Figure AI has increased production of its Figure 03 from one robot per day to one per hour in less than four months. The company said more than 350 robots have now been produced through its BotQ manufacturing facility.
Figure described BotQ as the foundation for scaling commercial deployment and AI development for its humanoid robotics platform. The company said the faster production ramp was achieved through dedicated assembly lines, custom manufacturing software, and stricter supplier quality controls.
“By overcoming the massive technical hurdles of high-volume manufacturing, Figure has unlocked a major catalyst for humanoid development: physical scale,” the company stated. “Every robot that rolls off the BotQ line at our new hourly cadence is more than just a unit of hardware.”
The company said its manufacturing software now operates across more than 150 workstations.
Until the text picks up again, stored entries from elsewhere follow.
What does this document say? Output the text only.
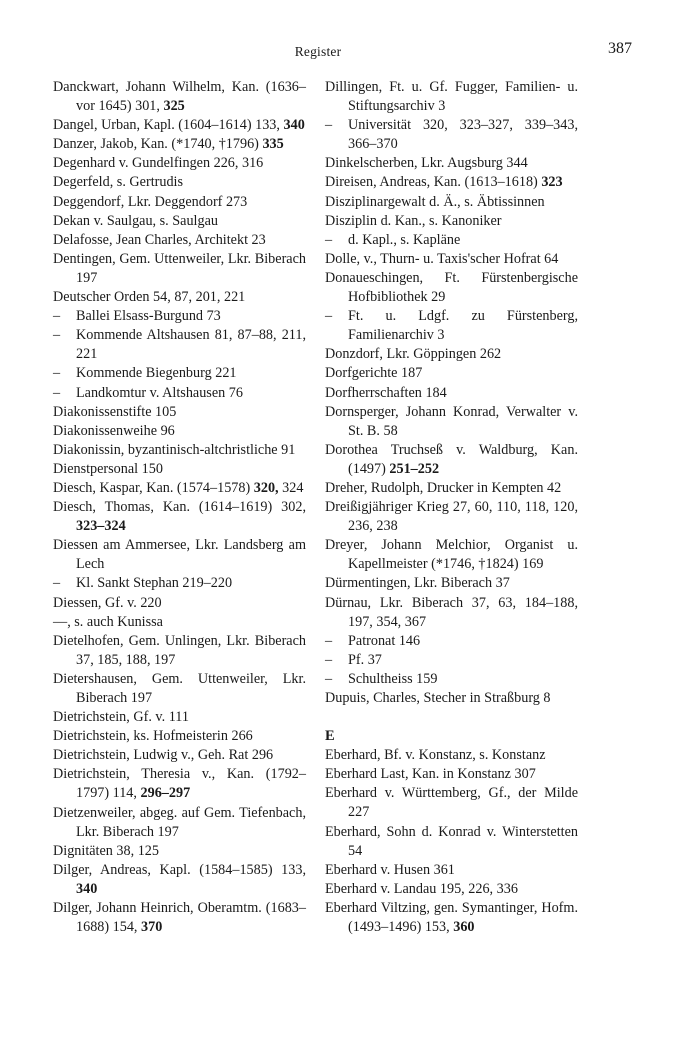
Register	387
Danckwart, Johann Wilhelm, Kan. (1636– vor 1645) 301, 325
Dangel, Urban, Kapl. (1604–1614) 133, 340
Danzer, Jakob, Kan. (*1740, †1796) 335
Degenhard v. Gundelfingen 226, 316
Degerfeld, s. Gertrudis
Deggendorf, Lkr. Deggendorf 273
Dekan v. Saulgau, s. Saulgau
Delafosse, Jean Charles, Architekt 23
Dentingen, Gem. Uttenweiler, Lkr. Biberach 197
Deutscher Orden 54, 87, 201, 221
– Ballei Elsass-Burgund 73
– Kommende Altshausen 81, 87–88, 211, 221
– Kommende Biegenburg 221
– Landkomtur v. Altshausen 76
Diakonissenstifte 105
Diakonissenweihe 96
Diakonissin, byzantinisch-altchristliche 91
Dienstpersonal 150
Diesch, Kaspar, Kan. (1574–1578) 320, 324
Diesch, Thomas, Kan. (1614–1619) 302, 323–324
Diessen am Ammersee, Lkr. Landsberg am Lech
– Kl. Sankt Stephan 219–220
Diessen, Gf. v. 220
—, s. auch Kunissa
Dietelhofen, Gem. Unlingen, Lkr. Biberach 37, 185, 188, 197
Dietershausen, Gem. Uttenweiler, Lkr. Biberach 197
Dietrichstein, Gf. v. 111
Dietrichstein, ks. Hofmeisterin 266
Dietrichstein, Ludwig v., Geh. Rat 296
Dietrichstein, Theresia v., Kan. (1792–1797) 114, 296–297
Dietzenweiler, abgeg. auf Gem. Tiefenbach, Lkr. Biberach 197
Dignitäten 38, 125
Dilger, Andreas, Kapl. (1584–1585) 133, 340
Dilger, Johann Heinrich, Oberamtm. (1683–1688) 154, 370
Dillingen, Ft. u. Gf. Fugger, Familien- u. Stiftungsarchiv 3
– Universität 320, 323–327, 339–343, 366–370
Dinkelscherben, Lkr. Augsburg 344
Direisen, Andreas, Kan. (1613–1618) 323
Disziplinargewalt d. Ä., s. Äbtissinnen
Disziplin d. Kan., s. Kanoniker
– d. Kapl., s. Kapläne
Dolle, v., Thurn- u. Taxis'scher Hofrat 64
Donaueschingen, Ft. Fürstenbergische Hofbibliothek 29
– Ft. u. Ldgf. zu Fürstenberg, Familienarchiv 3
Donzdorf, Lkr. Göppingen 262
Dorfgerichte 187
Dorfherrschaften 184
Dornsperger, Johann Konrad, Verwalter v. St. B. 58
Dorothea Truchseß v. Waldburg, Kan. (1497) 251–252
Dreher, Rudolph, Drucker in Kempten 42
Dreißigjähriger Krieg 27, 60, 110, 118, 120, 236, 238
Dreyer, Johann Melchior, Organist u. Kapellmeister (*1746, †1824) 169
Dürmentingen, Lkr. Biberach 37
Dürnau, Lkr. Biberach 37, 63, 184–188, 197, 354, 367
– Patronat 146
– Pf. 37
– Schultheiss 159
Dupuis, Charles, Stecher in Straßburg 8
E
Eberhard, Bf. v. Konstanz, s. Konstanz
Eberhard Last, Kan. in Konstanz 307
Eberhard v. Württemberg, Gf., der Milde 227
Eberhard, Sohn d. Konrad v. Winterstetten 54
Eberhard v. Husen 361
Eberhard v. Landau 195, 226, 336
Eberhard Viltzing, gen. Symantinger, Hofm. (1493–1496) 153, 360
Figure also reported end-of-line first-pass yields above 80%, while its battery production line achieved a 99.3% first-pass yield with more than 500 battery packs shipped.
Figure revealed it has produced over 9,000 actuators across more than 10 product variants. Each humanoid robot undergoes more than 80 verification tests, including full-body stress movements such as squatting, jogging, and shoulder presses before deployment.
The growing robot fleet is helping improve Figure’s Helix system by feeding operational data back into the platform. The company said this supports better diagnostics, fault recovery, and long-duration performance in real-world environments.
Alongside the production update, Figure introduced a new perception-conditioned whole-body control capability for its System 0 model. The feature allows Figure 03 robots to navigate stairs, ramps, and uneven terrain using onboard stereo camera perception without task-specific programming.
Figure said the model was trained through reinforcement learning in simulation before being transferred directly to physical robots without additional tuning. The company described the update as part of its broader push toward end-to-end learned control systems for humanoid robots.